Graduate Student Workload Guidelines
Updated - 7 October 2021
Guiding Principles:
1) Compliance with contract. Workload for all graduate assistants at UConn must be within the terms set out in the Graduate Employee Union contract, as specified in its Workload section.
2) Equity. Specific duties will necessarily vary widely across a College as diverse as CLAS. To the extent possible, workload should be equitable, so that graduate assistants with equivalent levels of appointments are working the appropriate number of hours, whether they are primary instructors of record, secondary instructors, lab assistants, teaching assistants for lecture sections, teaching coordinators, or graders.
3) Resource management: ensuring that the funding for GAs is supporting our teaching mission appropriately and efficiently.
Further information and suggestions
The GEU contract specifies that the workload for a full-time graduate assistant “shall not exceed an average of twenty (20) hours per week during the term of the GA’s appointment” (Article 10, workload). Workload may vary somewhat over the course of the appointment but should not “unreasonably exceed twenty (20) hours, or the pro rata equivalent, in any given week.” All required work, including training, attending lectures, office hours, conferences with students or instructors of record, teaching and preparation, grading, answering emails, laboratory preparation and clean-up, and course administration must be considered when assigning workload.

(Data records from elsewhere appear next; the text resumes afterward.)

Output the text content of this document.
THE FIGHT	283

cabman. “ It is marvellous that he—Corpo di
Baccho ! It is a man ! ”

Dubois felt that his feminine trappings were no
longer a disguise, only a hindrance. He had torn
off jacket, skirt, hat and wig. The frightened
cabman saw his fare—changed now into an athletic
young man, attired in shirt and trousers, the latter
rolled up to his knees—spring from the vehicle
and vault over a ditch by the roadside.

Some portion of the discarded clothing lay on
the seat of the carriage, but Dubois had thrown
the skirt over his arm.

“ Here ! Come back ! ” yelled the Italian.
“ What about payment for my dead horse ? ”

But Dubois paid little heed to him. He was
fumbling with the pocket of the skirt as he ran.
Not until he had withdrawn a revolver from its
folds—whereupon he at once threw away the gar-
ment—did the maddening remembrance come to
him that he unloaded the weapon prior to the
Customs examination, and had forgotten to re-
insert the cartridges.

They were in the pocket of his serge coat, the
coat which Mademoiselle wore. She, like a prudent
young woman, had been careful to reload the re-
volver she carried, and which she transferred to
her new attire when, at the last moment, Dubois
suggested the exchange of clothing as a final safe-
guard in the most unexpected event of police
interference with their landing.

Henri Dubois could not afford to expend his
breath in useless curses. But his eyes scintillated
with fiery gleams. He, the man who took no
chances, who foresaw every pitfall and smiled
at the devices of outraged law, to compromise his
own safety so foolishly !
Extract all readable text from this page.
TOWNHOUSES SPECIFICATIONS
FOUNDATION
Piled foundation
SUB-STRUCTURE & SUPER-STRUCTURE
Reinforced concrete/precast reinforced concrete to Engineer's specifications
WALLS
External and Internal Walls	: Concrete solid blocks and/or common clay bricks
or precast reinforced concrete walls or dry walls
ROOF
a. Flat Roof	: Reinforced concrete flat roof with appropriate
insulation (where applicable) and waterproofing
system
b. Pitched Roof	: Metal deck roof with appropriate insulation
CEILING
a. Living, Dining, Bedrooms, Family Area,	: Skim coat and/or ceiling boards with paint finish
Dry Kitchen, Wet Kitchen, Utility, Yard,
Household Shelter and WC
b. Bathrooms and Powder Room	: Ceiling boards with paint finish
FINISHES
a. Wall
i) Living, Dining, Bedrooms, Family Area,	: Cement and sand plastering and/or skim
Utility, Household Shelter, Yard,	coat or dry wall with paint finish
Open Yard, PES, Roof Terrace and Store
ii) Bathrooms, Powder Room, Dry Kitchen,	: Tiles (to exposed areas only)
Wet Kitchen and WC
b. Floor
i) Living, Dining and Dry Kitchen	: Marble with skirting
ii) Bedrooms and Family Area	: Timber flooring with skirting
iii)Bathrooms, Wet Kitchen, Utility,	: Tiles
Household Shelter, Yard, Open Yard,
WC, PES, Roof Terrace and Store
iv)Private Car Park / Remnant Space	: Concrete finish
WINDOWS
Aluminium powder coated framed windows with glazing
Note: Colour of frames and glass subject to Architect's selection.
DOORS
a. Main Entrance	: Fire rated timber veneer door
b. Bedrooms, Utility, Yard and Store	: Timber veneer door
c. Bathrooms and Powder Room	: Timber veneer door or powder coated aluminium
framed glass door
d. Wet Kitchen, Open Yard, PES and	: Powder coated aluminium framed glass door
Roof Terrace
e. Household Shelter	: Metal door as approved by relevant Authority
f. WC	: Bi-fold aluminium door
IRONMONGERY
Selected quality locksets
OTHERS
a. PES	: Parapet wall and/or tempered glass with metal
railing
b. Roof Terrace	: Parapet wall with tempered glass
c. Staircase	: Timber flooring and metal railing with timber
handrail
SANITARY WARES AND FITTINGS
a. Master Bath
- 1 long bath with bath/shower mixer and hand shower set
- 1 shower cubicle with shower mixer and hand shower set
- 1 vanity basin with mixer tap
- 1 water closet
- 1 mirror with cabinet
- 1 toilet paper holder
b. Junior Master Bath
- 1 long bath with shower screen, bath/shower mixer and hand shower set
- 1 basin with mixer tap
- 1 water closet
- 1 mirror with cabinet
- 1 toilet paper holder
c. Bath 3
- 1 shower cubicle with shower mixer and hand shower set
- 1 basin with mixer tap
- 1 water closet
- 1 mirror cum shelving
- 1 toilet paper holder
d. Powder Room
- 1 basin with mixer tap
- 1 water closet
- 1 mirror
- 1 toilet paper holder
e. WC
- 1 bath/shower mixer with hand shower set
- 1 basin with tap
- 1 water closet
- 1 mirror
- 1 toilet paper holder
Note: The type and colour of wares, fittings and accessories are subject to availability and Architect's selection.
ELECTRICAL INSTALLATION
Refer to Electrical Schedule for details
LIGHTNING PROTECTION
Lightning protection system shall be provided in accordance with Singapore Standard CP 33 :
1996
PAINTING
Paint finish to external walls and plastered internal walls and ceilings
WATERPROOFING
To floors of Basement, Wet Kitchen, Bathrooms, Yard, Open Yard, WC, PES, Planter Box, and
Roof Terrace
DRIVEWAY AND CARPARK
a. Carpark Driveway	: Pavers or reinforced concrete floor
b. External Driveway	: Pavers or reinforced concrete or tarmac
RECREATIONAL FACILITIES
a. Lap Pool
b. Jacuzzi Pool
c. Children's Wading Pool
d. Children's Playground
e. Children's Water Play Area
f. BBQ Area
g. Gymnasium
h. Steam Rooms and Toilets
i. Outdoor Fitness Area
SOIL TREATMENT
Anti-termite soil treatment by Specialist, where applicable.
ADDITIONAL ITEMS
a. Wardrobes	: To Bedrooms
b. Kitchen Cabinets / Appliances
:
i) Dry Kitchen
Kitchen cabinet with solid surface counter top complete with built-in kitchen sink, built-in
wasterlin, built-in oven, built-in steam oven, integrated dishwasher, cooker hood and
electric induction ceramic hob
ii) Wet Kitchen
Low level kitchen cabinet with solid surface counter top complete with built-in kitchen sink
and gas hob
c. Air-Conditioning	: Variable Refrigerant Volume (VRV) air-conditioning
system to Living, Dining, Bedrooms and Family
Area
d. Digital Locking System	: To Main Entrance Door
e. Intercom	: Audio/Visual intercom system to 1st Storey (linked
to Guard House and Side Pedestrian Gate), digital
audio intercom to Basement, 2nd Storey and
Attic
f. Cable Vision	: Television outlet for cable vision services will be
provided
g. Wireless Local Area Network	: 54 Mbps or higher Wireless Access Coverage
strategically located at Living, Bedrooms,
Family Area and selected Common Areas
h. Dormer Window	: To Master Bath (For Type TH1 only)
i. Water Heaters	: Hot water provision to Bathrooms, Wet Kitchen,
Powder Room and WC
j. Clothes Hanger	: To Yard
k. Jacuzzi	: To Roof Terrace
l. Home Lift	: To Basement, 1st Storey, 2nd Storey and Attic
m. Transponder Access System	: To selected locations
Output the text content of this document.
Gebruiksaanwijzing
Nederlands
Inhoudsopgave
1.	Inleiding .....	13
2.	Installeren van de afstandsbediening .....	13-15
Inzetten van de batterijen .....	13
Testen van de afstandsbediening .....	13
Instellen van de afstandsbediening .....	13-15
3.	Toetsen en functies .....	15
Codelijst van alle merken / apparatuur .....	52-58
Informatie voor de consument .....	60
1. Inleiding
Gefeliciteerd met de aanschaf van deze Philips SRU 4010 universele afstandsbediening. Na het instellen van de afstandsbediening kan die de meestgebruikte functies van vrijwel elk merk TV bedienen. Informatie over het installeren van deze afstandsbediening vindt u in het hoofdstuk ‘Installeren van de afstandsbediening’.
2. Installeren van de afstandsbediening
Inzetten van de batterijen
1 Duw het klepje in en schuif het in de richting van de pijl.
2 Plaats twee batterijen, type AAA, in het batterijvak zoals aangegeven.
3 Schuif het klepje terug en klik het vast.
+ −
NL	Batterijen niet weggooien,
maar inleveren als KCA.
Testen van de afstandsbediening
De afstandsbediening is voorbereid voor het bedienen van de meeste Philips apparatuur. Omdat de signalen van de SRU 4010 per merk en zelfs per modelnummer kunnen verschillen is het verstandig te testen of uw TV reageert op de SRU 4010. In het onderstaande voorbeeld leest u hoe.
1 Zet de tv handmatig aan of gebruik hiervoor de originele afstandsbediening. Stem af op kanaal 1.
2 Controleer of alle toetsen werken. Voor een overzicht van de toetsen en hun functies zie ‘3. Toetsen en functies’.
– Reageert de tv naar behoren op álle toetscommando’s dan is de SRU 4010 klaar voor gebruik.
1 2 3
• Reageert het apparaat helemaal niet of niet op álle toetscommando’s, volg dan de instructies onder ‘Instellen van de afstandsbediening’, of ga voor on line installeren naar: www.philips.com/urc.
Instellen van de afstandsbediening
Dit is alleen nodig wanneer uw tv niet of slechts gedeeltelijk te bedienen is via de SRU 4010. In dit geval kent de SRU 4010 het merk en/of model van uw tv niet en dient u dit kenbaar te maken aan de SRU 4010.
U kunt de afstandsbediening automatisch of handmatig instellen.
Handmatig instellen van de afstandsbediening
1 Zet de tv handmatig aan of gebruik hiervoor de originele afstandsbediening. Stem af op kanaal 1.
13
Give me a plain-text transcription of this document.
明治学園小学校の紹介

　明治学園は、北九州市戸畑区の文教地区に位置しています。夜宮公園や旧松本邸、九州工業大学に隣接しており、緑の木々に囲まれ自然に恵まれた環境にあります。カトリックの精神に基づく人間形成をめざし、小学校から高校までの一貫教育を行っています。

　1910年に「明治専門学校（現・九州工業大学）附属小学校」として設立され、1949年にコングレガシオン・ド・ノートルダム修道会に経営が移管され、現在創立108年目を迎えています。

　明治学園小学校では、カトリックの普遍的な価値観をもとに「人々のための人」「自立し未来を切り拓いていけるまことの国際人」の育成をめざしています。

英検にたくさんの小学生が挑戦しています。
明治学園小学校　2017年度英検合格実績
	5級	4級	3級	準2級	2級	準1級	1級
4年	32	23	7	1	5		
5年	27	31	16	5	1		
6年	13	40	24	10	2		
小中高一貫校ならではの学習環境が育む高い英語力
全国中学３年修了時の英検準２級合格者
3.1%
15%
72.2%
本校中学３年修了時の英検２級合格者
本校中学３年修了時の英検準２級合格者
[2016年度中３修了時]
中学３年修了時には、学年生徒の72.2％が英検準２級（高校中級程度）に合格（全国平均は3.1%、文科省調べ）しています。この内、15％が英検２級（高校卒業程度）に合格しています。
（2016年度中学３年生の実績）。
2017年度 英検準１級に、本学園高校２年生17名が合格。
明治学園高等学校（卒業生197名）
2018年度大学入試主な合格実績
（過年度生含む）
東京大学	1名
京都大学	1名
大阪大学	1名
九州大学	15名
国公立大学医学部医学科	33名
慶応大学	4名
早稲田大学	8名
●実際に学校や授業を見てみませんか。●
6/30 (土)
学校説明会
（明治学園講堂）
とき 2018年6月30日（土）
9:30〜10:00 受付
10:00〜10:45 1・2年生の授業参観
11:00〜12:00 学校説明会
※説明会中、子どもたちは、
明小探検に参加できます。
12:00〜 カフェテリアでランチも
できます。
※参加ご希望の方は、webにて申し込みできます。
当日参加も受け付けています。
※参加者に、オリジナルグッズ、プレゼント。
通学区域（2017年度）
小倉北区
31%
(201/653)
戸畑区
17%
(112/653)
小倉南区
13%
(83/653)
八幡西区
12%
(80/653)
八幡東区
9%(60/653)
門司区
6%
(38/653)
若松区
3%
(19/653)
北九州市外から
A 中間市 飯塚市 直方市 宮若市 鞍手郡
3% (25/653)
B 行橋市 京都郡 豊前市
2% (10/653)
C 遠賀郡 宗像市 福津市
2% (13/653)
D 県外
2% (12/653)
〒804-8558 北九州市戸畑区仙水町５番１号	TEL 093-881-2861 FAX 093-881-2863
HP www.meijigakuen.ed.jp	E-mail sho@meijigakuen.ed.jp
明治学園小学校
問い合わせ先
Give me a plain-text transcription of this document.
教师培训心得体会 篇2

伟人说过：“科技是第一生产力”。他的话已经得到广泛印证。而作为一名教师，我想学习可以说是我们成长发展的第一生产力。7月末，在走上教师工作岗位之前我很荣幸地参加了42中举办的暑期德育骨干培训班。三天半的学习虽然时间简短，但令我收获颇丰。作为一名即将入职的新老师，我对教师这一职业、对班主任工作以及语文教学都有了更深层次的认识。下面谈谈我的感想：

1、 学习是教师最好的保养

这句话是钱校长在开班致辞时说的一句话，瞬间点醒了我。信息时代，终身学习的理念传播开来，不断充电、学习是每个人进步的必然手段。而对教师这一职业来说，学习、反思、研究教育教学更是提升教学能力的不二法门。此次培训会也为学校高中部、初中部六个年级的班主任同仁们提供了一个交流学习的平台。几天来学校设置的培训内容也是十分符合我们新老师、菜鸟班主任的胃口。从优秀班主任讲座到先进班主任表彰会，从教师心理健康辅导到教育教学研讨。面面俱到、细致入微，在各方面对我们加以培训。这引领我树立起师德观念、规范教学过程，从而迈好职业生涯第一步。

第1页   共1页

Since the amount of time spent on tasks such as grading papers and preparing for class can vary greatly, departments might consider establishing norms for specific tasks. If the workload required for a GA assignment requires more than 20 hours a week on average, the department should address the problem; strategies might include training to expedite grading, developing some self-graded assignments, reducing the number of assignments, developing clear expectations around responding to email, or similar. Department heads are responsible for ensuring that the GA workload accords with the contract, in coordination with individuals directly responsible for the course or program.
GAs assigned to non-Laboratory Courses
For GAs who teach their own sections as the primary instructor (instructor of record): 2 sections a semester; with a listed capacity of 19 students in W sessions; typical capacity of 40 students in non W sections. 6-8 contact hours per semester, plus office hours. (coded in BMS: PITA)
For GAs who serve as a secondary instructor: 2 (3 or 4 credit) sections a semester; with a listed capacity of 19 students in W sessions; typical capacity of 40 students in non-W sections; 6-8 contact hours per semester, plus office hours. (coded in BMS: SITA)
For GAs who serve as Teaching Assistant: usually 4 contact hours a week of discussion sections with papers/quizzes/problem sets and associated grading and office hours; 25-40 students per section. (coded in BMS: TA)
For GAs who serve as graders (Teaching coordinators with no student contact), 2 courses per semester, each with a minimum of 80-100 students per course per semester; graded assigned in accordance with 20-hour contract limit (coded in BMS: TC)
GAs assigned to Laboratory Courses
GAs assigned to laboratory courses perform a range of duties, including, for example, mandatory TA training/coordinating sessions; grading lab reports; lab quizzes; contact time in lab, office hours; preparing and cleaning labs; supervising makeup labs, and field trip travel.
If one TA is assigned: 2 lab sections (6-8 hours per week); minimum of 16-24 students/section; plus other workload as described above.
If two TAs are assigned: 3 lab sections (9-12 hours per week for each TA); minimum of 16- 24 students/section; plus other workload as described above shared between the TAs.